Now turning to our telecom segment. Revenue from our telecom products of $2.3 million was down 39% year-over-year and down 19% sequentially, largely driven by ongoing softness in 5G demand, particularly in China. Looking ahead, we continue to expect telecom sales to fluctuate from quarter-to-quarter.
For the first quarter, our top 10 customers represented 92% of revenue, down from 93% in Q1 of last year. We had 2 greater than 10% customers, one in the data center market and one in the CATV market, which contributed 62% and 21% of our total revenue, respectively.
In Q1, we generated non-GAAP gross margin of 18.9%, which was below our guidance range of 21% to 23% and was down from 36.4% in Q4 of 2023 and down from 23.2% in Q1 of 2023. The decrease in gross margin was driven mainly by product mix and some price reductions, which took effect during the quarter. Looking ahead, we expect improving gross margins throughout the year as product mix improves in our data center business and CATV revenue begins to ramp. We remain committed to the long-term goal of returning gross margin to around 40% and believe that this goal is achievable.
Total non-GAAP operating expenses in the first quarter were $24.8 million or 61% of revenue, which compared to $19.6 million or 36.9% of revenue in Q1 of the prior year due to higher R&D spend. Looking ahead, we continue to expect non-GAAP operating expenses to range from $24 million to $26 million per quarter to account for the acceleration of R&D expenses to improve time to market for our 800G and 1.6 terabit data center products.

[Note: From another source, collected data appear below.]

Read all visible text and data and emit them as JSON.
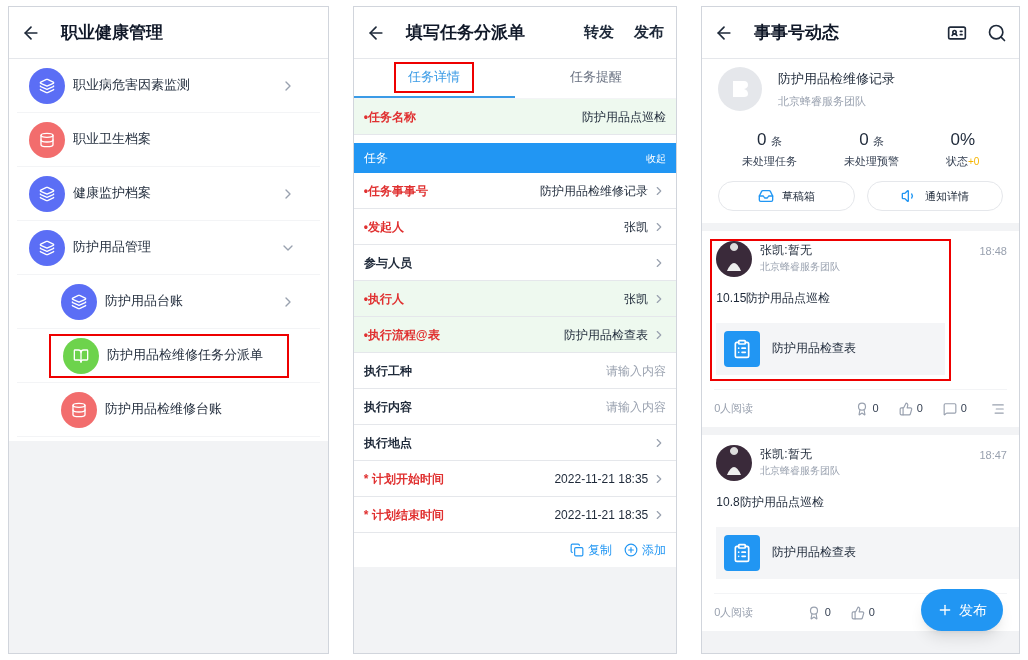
{
  "screens": [
    {
      "header": {
        "title": "职业健康管理"
      },
      "menu": [
        {
          "label": "职业病危害因素监测",
          "kind": "stack",
          "color": "#5b6ef5",
          "chevron": true,
          "highlighted": false
        },
        {
          "label": "职业卫生档案",
          "kind": "database",
          "color": "#f26d6d",
          "chevron": false,
          "highlighted": false
        },
        {
          "label": "健康监护档案",
          "kind": "stack",
          "color": "#5b6ef5",
          "chevron": true,
          "highlighted": false
        },
        {
          "label": "防护用品管理",
          "kind": "stack",
          "color": "#5b6ef5",
          "chevron": true,
          "highlighted": false,
          "children": [
            {
              "label": "防护用品台账",
              "kind": "stack",
              "color": "#5b6ef5",
              "chevron": true,
              "highlighted": false
            },
            {
              "label": "防护用品检维修任务分派单",
              "kind": "book",
              "color": "#6dd34c",
              "chevron": false,
              "highlighted": true
            },
            {
              "label": "防护用品检维修台账",
              "kind": "database",
              "color": "#f26d6d",
              "chevron": false,
              "highlighted": false
            }
          ]
        }
      ]
    },
    {
      "header": {
        "title": "填写任务分派单",
        "actions": [
          "转发",
          "发布"
        ]
      },
      "tabs": [
        {
          "label": "任务详情",
          "selected": true,
          "highlighted": true
        },
        {
          "label": "任务提醒",
          "selected": false,
          "highlighted": false
        }
      ],
      "rows": [
        {
          "kind": "field",
          "label": "•任务名称",
          "value": "防护用品点巡检",
          "required": true,
          "highlighted": true,
          "arrow": false
        },
        {
          "kind": "section",
          "label": "任务",
          "action": "收起"
        },
        {
          "kind": "field",
          "label": "•任务事事号",
          "value": "防护用品检维修记录",
          "required": true,
          "highlighted": false,
          "arrow": true
        },
        {
          "kind": "field",
          "label": "•发起人",
          "value": "张凯",
          "required": true,
          "highlighted": false,
          "arrow": true
        },
        {
          "kind": "field",
          "label": "参与人员",
          "required": false,
          "highlighted": false,
          "arrow": true
        },
        {
          "kind": "field",
          "label": "•执行人",
          "value": "张凯",
          "required": true,
          "highlighted": true,
          "arrow": true
        },
        {
          "kind": "field",
          "label": "•执行流程@表",
          "value": "防护用品检查表",
          "required": true,
          "highlighted": true,
          "arrow": true
        },
        {
          "kind": "field",
          "label": "执行工种",
          "placeholder": "请输入内容",
          "required": false,
          "highlighted": false,
          "arrow": false
        },
        {
          "kind": "field",
          "label": "执行内容",
          "placeholder": "请输入内容",
          "required": false,
          "highlighted": false,
          "arrow": false
        },
        {
          "kind": "field",
          "label": "执行地点",
          "required": false,
          "highlighted": false,
          "arrow": true
        },
        {
          "kind": "field",
          "label": "* 计划开始时间",
          "value": "2022-11-21 18:35",
          "required": true,
          "highlighted": false,
          "arrow": true
        },
        {
          "kind": "field",
          "label": "* 计划结束时间",
          "value": "2022-11-21 18:35",
          "required": true,
          "highlighted": false,
          "arrow": true
        }
      ],
      "footer_actions": [
        {
          "label": "复制"
        },
        {
          "label": "添加"
        }
      ]
    },
    {
      "header": {
        "title": "事事号动态"
      },
      "profile": {
        "name": "防护用品检维修记录",
        "team": "北京蜂睿服务团队"
      },
      "stats": [
        {
          "value": "0",
          "unit": "条",
          "label": "未处理任务"
        },
        {
          "value": "0",
          "unit": "条",
          "label": "未处理预警"
        },
        {
          "value": "0%",
          "label": "状态",
          "delta": "+0"
        }
      ],
      "buttons": [
        {
          "label": "草稿箱"
        },
        {
          "label": "通知详情"
        }
      ],
      "posts": [
        {
          "author": "张凯:暂无",
          "team": "北京蜂睿服务团队",
          "time": "18:48",
          "text": "10.15防护用品点巡检",
          "attachment": "防护用品检查表",
          "reads": "0人阅读",
          "counts": [
            "0",
            "0",
            "0"
          ],
          "highlighted": true
        },
        {
          "author": "张凯:暂无",
          "team": "北京蜂睿服务团队",
          "time": "18:47",
          "text": "10.8防护用品点巡检",
          "attachment": "防护用品检查表",
          "reads": "0人阅读",
          "counts": [
            "0",
            "0"
          ],
          "highlighted": false
        }
      ],
      "fab": {
        "label": "发布"
      }
    }
  ]
}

Non-GAAP operating loss in the first quarter was $17.1 million compared to an operating loss of $7.2 million in Q1 in the prior year. GAAP net loss for Q1 was $23.2 million or a loss of $0.60 per basic share compared with a GAAP net loss of $16.3 million or a loss of $0.56 per basic share in Q1 of 2023. On a non-GAAP basis, net loss for Q1 was $12 million or $0.31 per share, which was within our guidance range of a loss of $10.9 million to a loss of $12.6 million and in line with our guidance range of a loss per share in the range of $0.28 to a loss of $0.33 per basic share. This compares to a net loss of $7.1 million or a loss of $0.25 per basic share in Q1 of the prior year. The fully diluted shares outstanding used for computing the earnings per share in Q1 were 38.4 million.
Turning now to the balance sheet. We ended the first quarter with $17.4 million in total cash, cash equivalents, short-term investments and restricted cash. This compares with $55.1 million at the end of the fourth quarter. This cash balance reflects a few slow-paying AR receipts totaling about $11 million, which were subsequently received in the first 2 weeks of Q2. Also note that we used almost $4 million in cash to reduce debt during the quarter. We ended the quarter with total debt, excluding convertible debt of $34.8 million compared to $38.7 million at the end of last quarter. As of March 31, we had $54.3 million in inventory compared to $63.9 million at the end of Q4. We made a total of $7.8 million in capital investments in the first quarter, which was mainly used for production and R&D equipment.
Moving now to our Q2 outlook. We expect Q2 revenue to be between $41.5 million and $46.5 million and non-GAAP gross margin to be in the range of 25.5% to 27.5%. Non-GAAP net loss is expected to be in the range of $11.6 million to $13.5 million and non-GAAP loss per share between $0.29 per basic share and $0.34 per basic share, using a weighted average basic share count of approximately 39.2 million shares.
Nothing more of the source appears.